Tautan-tautan Akses

PBB Kembali Tekan Taliban Akhiri Pembatasan yang ‘Menyedihkan’ Terhadap Perempuan Afghanistan


Perempuan Afghanistan melakukan protes atas hak-hak mereka di salon kecantikan di daerah Shahr-e-Naw di Kabul, 19 Juli 2023. (AFP)
Perempuan Afghanistan melakukan protes atas hak-hak mereka di salon kecantikan di daerah Shahr-e-Naw di Kabul, 19 Juli 2023. (AFP)

PBB memperingatkan pihak berwenang Taliban di Afghanistan pada hari Jumat (8/3) bahwa larangan mereka terhadap pendidikan dan pekerjaan bagi perempuan berisiko mendorong negara itu semakin jauh ke dalam kemiskinan dan isolasi internasional.

Kepala Misi Bantuan PBB di Afghanistan, atau UNAMA, kembali menyerukan rezim fundamentalis itu untuk mencabut pembatasan tersebut ketika dunia memperingati Hari Perempuan Internasional untuk menyoroti perlunya berinvestasi pada perempuan.

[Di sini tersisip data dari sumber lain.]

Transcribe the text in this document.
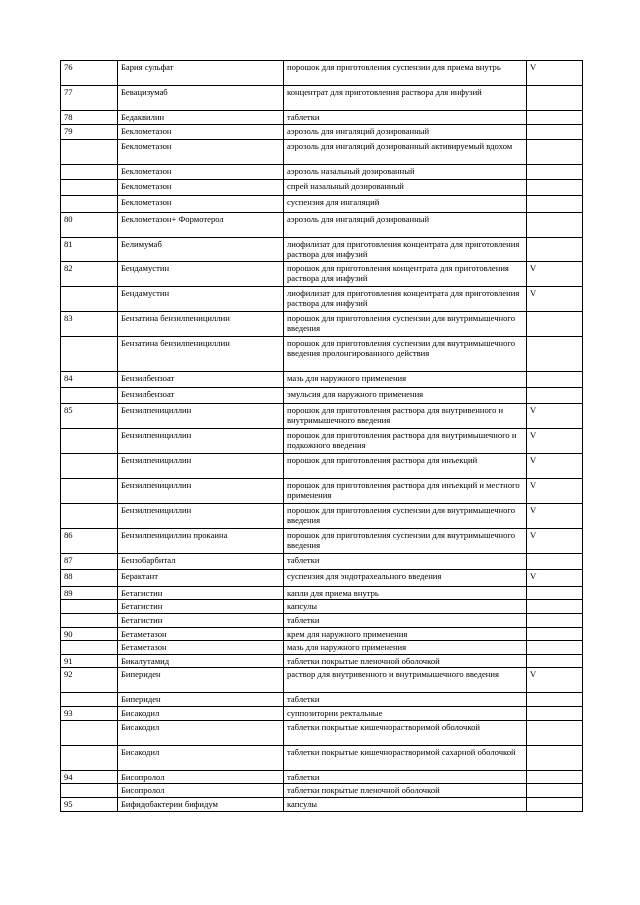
76	Бария сульфат	порошок для приготовления суспензии для приема внутрь	V
77	Бевацизумаб	концентрат для приготовления раствора для инфузий	
78	Бедаквилин	таблетки	
79	Беклометазон	аэрозоль для ингаляций дозированный	
	Беклометазон	аэрозоль для ингаляций дозированный активируемый вдохом	
	Беклометазон	аэрозоль назальный дозированный	
	Беклометазон	спрей назальный дозированный	
	Беклометазон	суспензия для ингаляций	
80	Беклометазон+ Формотерол	аэрозоль для ингаляций дозированный	
81	Белимумаб	лиофилизат для приготовления концентрата для приготовления раствора для инфузий	
82	Бендамустин	порошок для приготовления концентрата для приготовления раствора для инфузий	V
	Бендамустин	лиофилизат для приготовления концентрата для приготовления раствора для инфузий	V
83	Бензатина бензилпенициллин	порошок для приготовления суспензии для внутримышечного введения	
	Бензатина бензилпенициллин	порошок для приготовления суспензии для внутримышечного введения пролонгированного действия	
84	Бензилбензоат	мазь для наружного применения	
	Бензилбензоат	эмульсия для наружного применения	
85	Бензилпенициллин	порошок для приготовления раствора для внутривенного и внутримышечного введения	V
	Бензилпенициллин	порошок для приготовления раствора для внутримышечного и подкожного введения	V
	Бензилпенициллин	порошок для приготовления раствора для инъекций	V
	Бензилпенициллин	порошок для приготовления раствора для инъекций и местного применения	V
	Бензилпенициллин	порошок для приготовления суспензии для внутримышечного введения	V
86	Бензилпенициллин прокаина	порошок для приготовления суспензии для внутримышечного введения	V
87	Бензобарбитал	таблетки	
88	Берактант	суспензия для эндотрахеального введения	V
89	Бетагистин	капли для приема внутрь	
	Бетагистин	капсулы	
	Бетагистин	таблетки	
90	Бетаметазон	крем для наружного применения	
	Бетаметазон	мазь для наружного применения	
91	Бикалутамид	таблетки покрытые пленочной оболочкой	
92	Бипериден	раствор для внутривенного и внутримышечного введения	V
	Бипериден	таблетки	
93	Бисакодил	суппозитории ректальные	
	Бисакодил	таблетки покрытые кишечнорастворимой оболочкой	
	Бисакодил	таблетки покрытые кишечнорастворимой сахарной оболочкой	
94	Бисопролол	таблетки	
	Бисопролол	таблетки покрытые пленочной оболочкой	
95	Бифидобактерии бифидум	капсулы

“Sungguh memilukan melihat hal sebaliknya yang terjadi di Afghanistan: pencabutan investasi yang disengaja dan menimbulkan bencana besar yang menyebabkan kerugian besar bagi perempuan dan anak perempuan, serta hanya menciptakan hambatan bagi perdamaian dan kesejahteraan yang berkelanjutan,” kata Roza Otunbayeva.

Sejak merebut kembali kekuasaan pada Agustus 2021, Taliban telah melarang anak perempuan untuk mengakses pendidikan sekolah menengah ke atas. Peraturan ini telah membatasi kebebasan perempuan untuk bergerak di luar rumah dan melarang sebagian besar perempuan bekerja di sektor publik dan swasta, termasuk bekerja untuk PBB dan kelompok-kelompok bantuan lainnya.

Program Pembangunan PBB, atau UNDP, melaporkan pada hari Kamis (7/3) bahwa hampir 70 persen warga Afghanistan tidak memiliki sumber daya dasar yang cukup, dan pembatasan terhadap perempuan terus menghambat hak-hak dasar dan kemajuan ekonomi. Dikatakan bahwa ekonomi Afghanistan telah mengalami kontraksi sebesar 27 persen, dan pengangguran meningkat dua kali lipat sejak Taliban mengambil alih kekuasaan.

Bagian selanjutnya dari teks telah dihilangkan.